Recognizing the psychological power in the "hidden image", Adorno predicts that the "creative sissy" will find an "important" place in society.  Such images are "playing back" today in the spread of homosexuality throughout society, and in all creative arts.


Television's Killing of God

One of the fundamental relationships that defines our civilization is that of Man to God.  That relationship is mediated through organized religion.  It is religion that teaches the values and 'axioms' of western Christian civilization, which creates in the individual the capacity for moral judgment that must inform our reasoning processes.

As we have explained in another section of this report, the evil Sigmund Freud, whose mass psychology became the basis for theories of mass brainwashing, hated all religious belief, precisely because it told Man that He was endowed with divine powers to perfect His existence.  According to Freud, this belief, the root of our moral conscience, brought Man into conflict with his more infantile desires, thus causing neuroses.

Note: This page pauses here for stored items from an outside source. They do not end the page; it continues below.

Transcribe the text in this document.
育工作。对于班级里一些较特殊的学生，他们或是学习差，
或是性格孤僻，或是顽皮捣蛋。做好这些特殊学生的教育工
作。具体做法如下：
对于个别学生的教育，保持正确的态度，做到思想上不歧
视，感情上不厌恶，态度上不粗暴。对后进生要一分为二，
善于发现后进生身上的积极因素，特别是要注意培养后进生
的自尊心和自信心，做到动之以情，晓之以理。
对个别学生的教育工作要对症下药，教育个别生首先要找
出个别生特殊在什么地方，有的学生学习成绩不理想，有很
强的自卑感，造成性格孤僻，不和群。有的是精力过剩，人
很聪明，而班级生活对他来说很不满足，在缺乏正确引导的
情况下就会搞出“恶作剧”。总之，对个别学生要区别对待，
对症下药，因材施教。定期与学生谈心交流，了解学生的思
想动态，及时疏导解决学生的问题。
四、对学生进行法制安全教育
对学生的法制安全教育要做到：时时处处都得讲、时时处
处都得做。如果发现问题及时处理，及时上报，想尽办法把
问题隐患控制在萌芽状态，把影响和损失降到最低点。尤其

Freud's system and its variants in social psychology must deny the perfectibility of the soul, as described by Dante as the passage of Man from the Inferno, through Purgatory, to Paradise.  Man, the two-legged animal, must not aspire to be any more than He is, a beast, at war with Himself, whose base emotions must be repressed and controlled.

In the early 1950s, the majority of Americans still actively worshiped God in churches and synagogues.  The practice of religious belief was an "axiomatic assumption" of American life, even if Americans did not always act according to those beliefs.  Television could not "actively and openly" attack this; to do that would bring down the wrath of an angry nation on the new medium, and lose its potential hold over the population.

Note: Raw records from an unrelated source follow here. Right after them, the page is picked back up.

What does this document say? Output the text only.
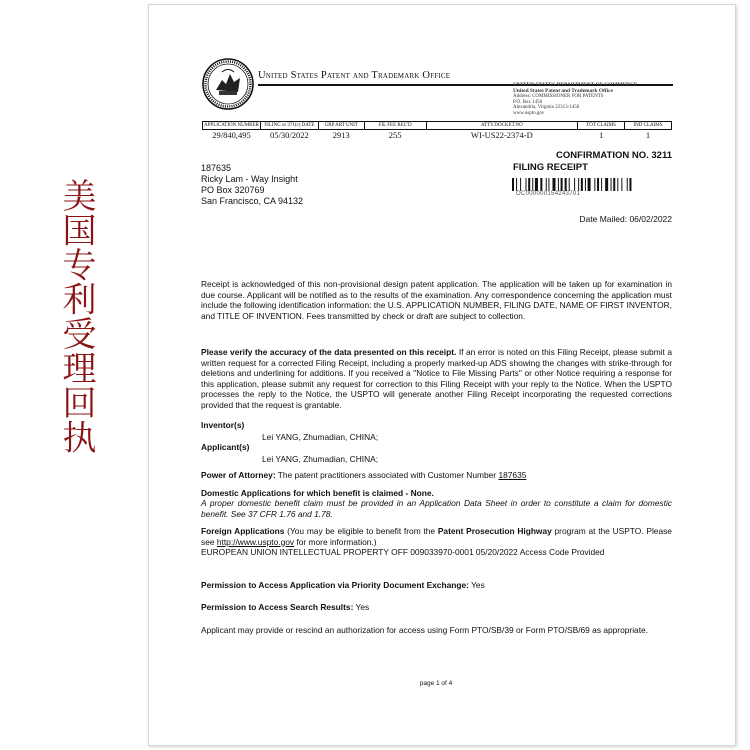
美国专利受理回执
United States Patent and Trademark Office
UNITED STATES DEPARTMENT OF COMMERCE
United States Patent and Trademark Office
Address: COMMISSIONER FOR PATENTS
P.O. Box 1450
Alexandria, Virginia 22313-1450
www.uspto.gov
APPLICATION NUMBER	FILING or 371(c) DATE	GRP ART UNIT	FIL FEE REC'D	ATTY.DOCKET.NO	TOT CLAIMS	IND CLAIMS
29/840,495	05/30/2022	2913	255	WI-US22-2374-D	1	1
CONFIRMATION NO. 3211
FILING RECEIPT
OC000000154243701
187635
Ricky Lam - Way Insight
PO Box 320769
San Francisco, CA 94132
Date Mailed: 06/02/2022
Receipt is acknowledged of this non-provisional design patent application. The application will be taken up for examination in due course. Applicant will be notified as to the results of the examination. Any correspondence concerning the application must include the following identification information: the U.S. APPLICATION NUMBER, FILING DATE, NAME OF FIRST INVENTOR, and TITLE OF INVENTION. Fees transmitted by check or draft are subject to collection.
Please verify the accuracy of the data presented on this receipt. If an error is noted on this Filing Receipt, please submit a written request for a corrected Filing Receipt, including a properly marked-up ADS showing the changes with strike-through for deletions and underlining for additions. If you received a "Notice to File Missing Parts" or other Notice requiring a response for this application, please submit any request for correction to this Filing Receipt with your reply to the Notice. When the USPTO processes the reply to the Notice, the USPTO will generate another Filing Receipt incorporating the requested corrections provided that the request is grantable.
Inventor(s)
Lei YANG, Zhumadian, CHINA;
Applicant(s)
Lei YANG, Zhumadian, CHINA;
Power of Attorney: The patent practitioners associated with Customer Number 187635
Domestic Applications for which benefit is claimed - None.
A proper domestic benefit claim must be provided in an Application Data Sheet in order to constitute a claim for domestic benefit. See 37 CFR 1.76 and 1.78.
Foreign Applications (You may be eligible to benefit from the Patent Prosecution Highway program at the USPTO. Please see http://www.uspto.gov for more information.)
EUROPEAN UNION INTELLECTUAL PROPERTY OFF 009033970-0001 05/20/2022 Access Code Provided
Permission to Access Application via Priority Document Exchange: Yes
Permission to Access Search Results: Yes
Applicant may provide or rescind an authorization for access using Form PTO/SB/39 or Form PTO/SB/69 as appropriate.
page 1 of 4
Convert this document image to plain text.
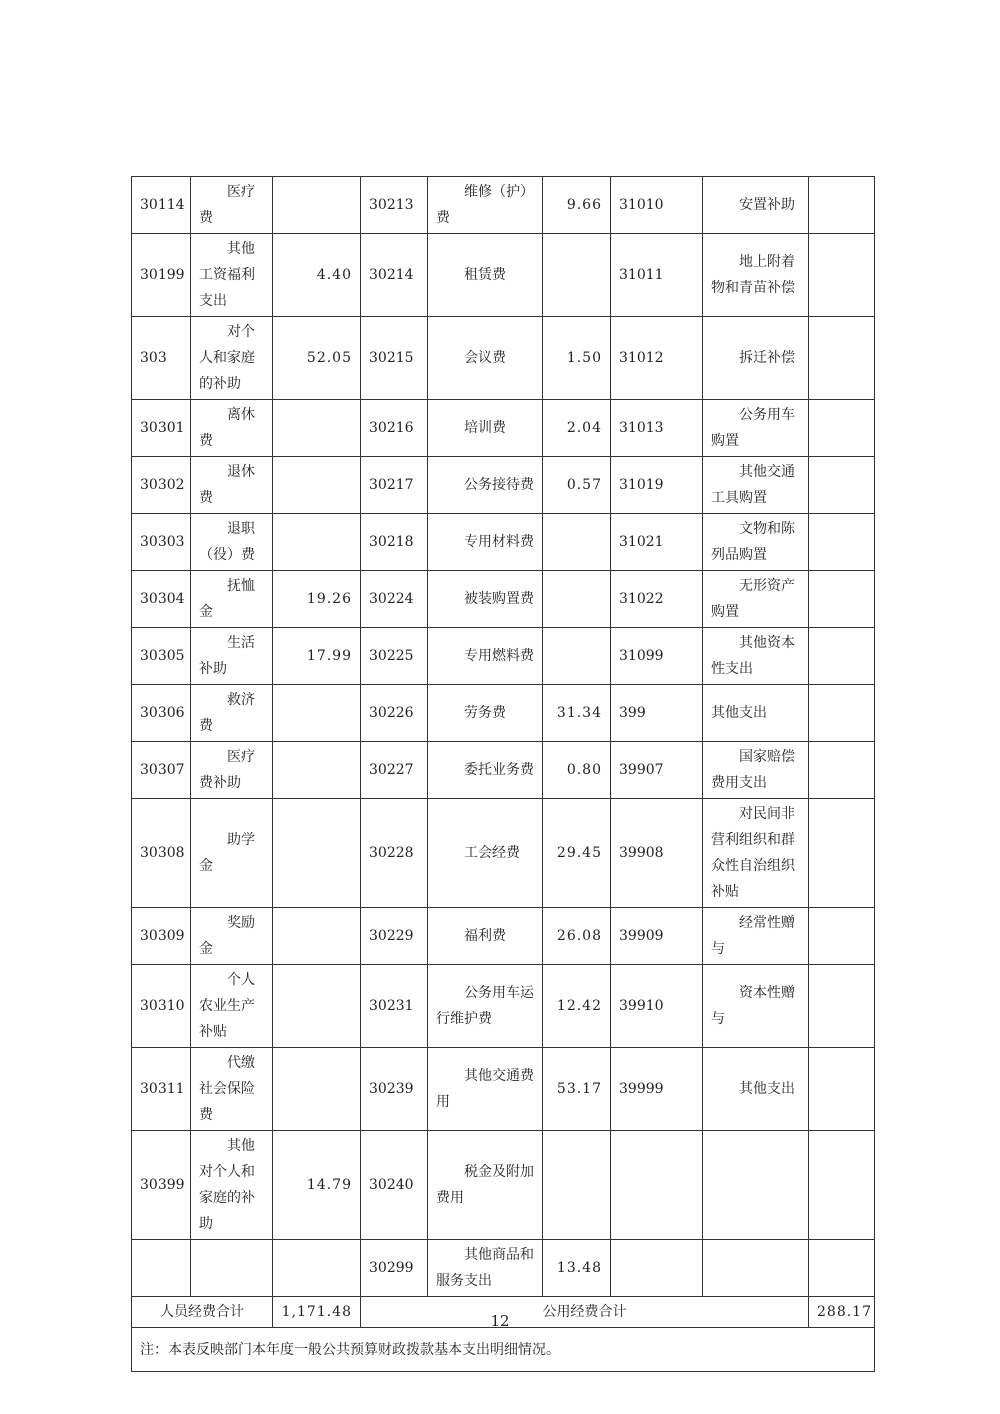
30114	医疗费		30213	维修（护）费	9.66	31010	安置补助	
30199	其他工资福利支出	4.40	30214	租赁费		31011	地上附着物和青苗补偿	
303	对个人和家庭的补助	52.05	30215	会议费	1.50	31012	拆迁补偿	
30301	离休费		30216	培训费	2.04	31013	公务用车购置	
30302	退休费		30217	公务接待费	0.57	31019	其他交通工具购置	
30303	退职（役）费		30218	专用材料费		31021	文物和陈列品购置	
30304	抚恤金	19.26	30224	被装购置费		31022	无形资产购置	
30305	生活补助	17.99	30225	专用燃料费		31099	其他资本性支出	
30306	救济费		30226	劳务费	31.34	399	其他支出	
30307	医疗费补助		30227	委托业务费	0.80	39907	国家赔偿费用支出	
30308	助学金		30228	工会经费	29.45	39908	对民间非营利组织和群众性自治组织补贴	
30309	奖励金		30229	福利费	26.08	39909	经常性赠与	
30310	个人农业生产补贴		30231	公务用车运行维护费	12.42	39910	资本性赠与	
30311	代缴社会保险费		30239	其他交通费用	53.17	39999	其他支出	
30399	其他对个人和家庭的补助	14.79	30240	税金及附加费用				
			30299	其他商品和服务支出	13.48			
人员经费合计		1,171.48	公用经费合计					288.17
注：本表反映部门本年度一般公共预算财政拨款基本支出明细情况。								
12
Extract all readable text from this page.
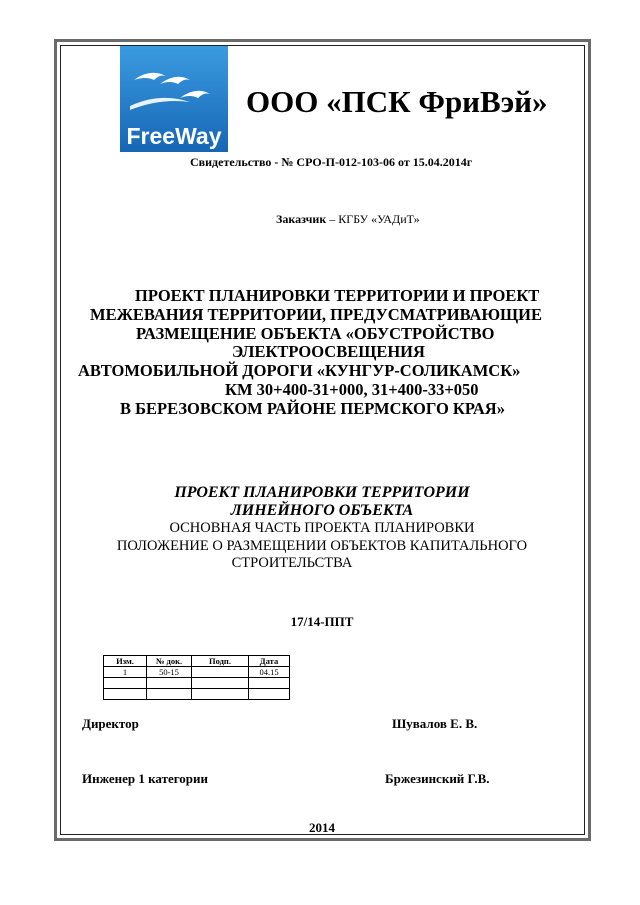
FreeWay
ООО «ПСК ФриВэй»
Свидетельство - № СРО-П-012-103-06 от 15.04.2014г
Заказчик – КГБУ «УАДиТ»
ПРОЕКТ ПЛАНИРОВКИ ТЕРРИТОРИИ И ПРОЕКТ
МЕЖЕВАНИЯ ТЕРРИТОРИИ, ПРЕДУСМАТРИВАЮЩИЕ
РАЗМЕЩЕНИЕ ОБЪЕКТА «ОБУСТРОЙСТВО
ЭЛЕКТРООСВЕЩЕНИЯ
АВТОМОБИЛЬНОЙ ДОРОГИ «КУНГУР-СОЛИКАМСК»
КМ 30+400-31+000, 31+400-33+050
В БЕРЕЗОВСКОМ РАЙОНЕ ПЕРМСКОГО КРАЯ»
ПРОЕКТ ПЛАНИРОВКИ ТЕРРИТОРИИ
ЛИНЕЙНОГО ОБЪЕКТА
ОСНОВНАЯ ЧАСТЬ ПРОЕКТА ПЛАНИРОВКИ
ПОЛОЖЕНИЕ О РАЗМЕЩЕНИИ ОБЪЕКТОВ КАПИТАЛЬНОГО
СТРОИТЕЛЬСТВА
17/14-ППТ
Изм.	№ док.	Подп.	Дата
1	50-15		04.15

Директор	Шувалов Е. В.
Инженер 1 категории	Бржезинский Г.В.
2014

So the programmers took another tact -- "Television shows made organized religious belief invisible; made it disappear from the screen".  Studies of the content of television shows in the 1950s show almost no references to church-going or religious activities.

Think about such shows as "Leave It to Beaver" or "Father Knows Best".  Do you ever remember those families going to church or discussing religious beliefs?  Do you even know what faith those families were?  You don't because they never told you -- They never discussed such matters.

Most importantly, when these families had problems, did they ever turn to their church or their religious leaders as resources to help solve them?  Never.  They were all worked out within the family -- in the absence of organized religion or religious beliefs.  The family and its values were thus 'secularized', and what were once called moral and religious values became known as "family values" -- a secular belief structure that has nothing to do with fundamental values of western Christian civilization.

This was the "hidden message" of those so-called wholesome family shows of the 1950s, the ones that some Moral Majority-types and people like Tipper Gore now hold up as examples of a golden era of television!

The 'playback' came in the late 1960s, with the nation convulsed in generational battles over values, triggered by the Vietnam conflict.  Tavistock brainwasher Fred Emery noted at the time that, unlike previous periods of social chaos, in the late 1960s no one was turning to organized religion to help find a way out, to seek more fundamental values that could bind together society and troubled families alike.  Instead, he describes the rise, especially among the television-weaned baby boomers, of a "mystical anarchism" that rejected all organized religion as false and "sought a new definition for God."  This is the "New Age," or the "Age of Aquarius," preached by Frankfurt School gurus like Herbert Marcuse.

More recent surveys taken by Tavistock's population profilers show that fewer people than ever before say that they hold "strong religious beliefs" of any kind.  A standard answer has a person saying that he was brought up religiously, "but no longer practices any organized religion."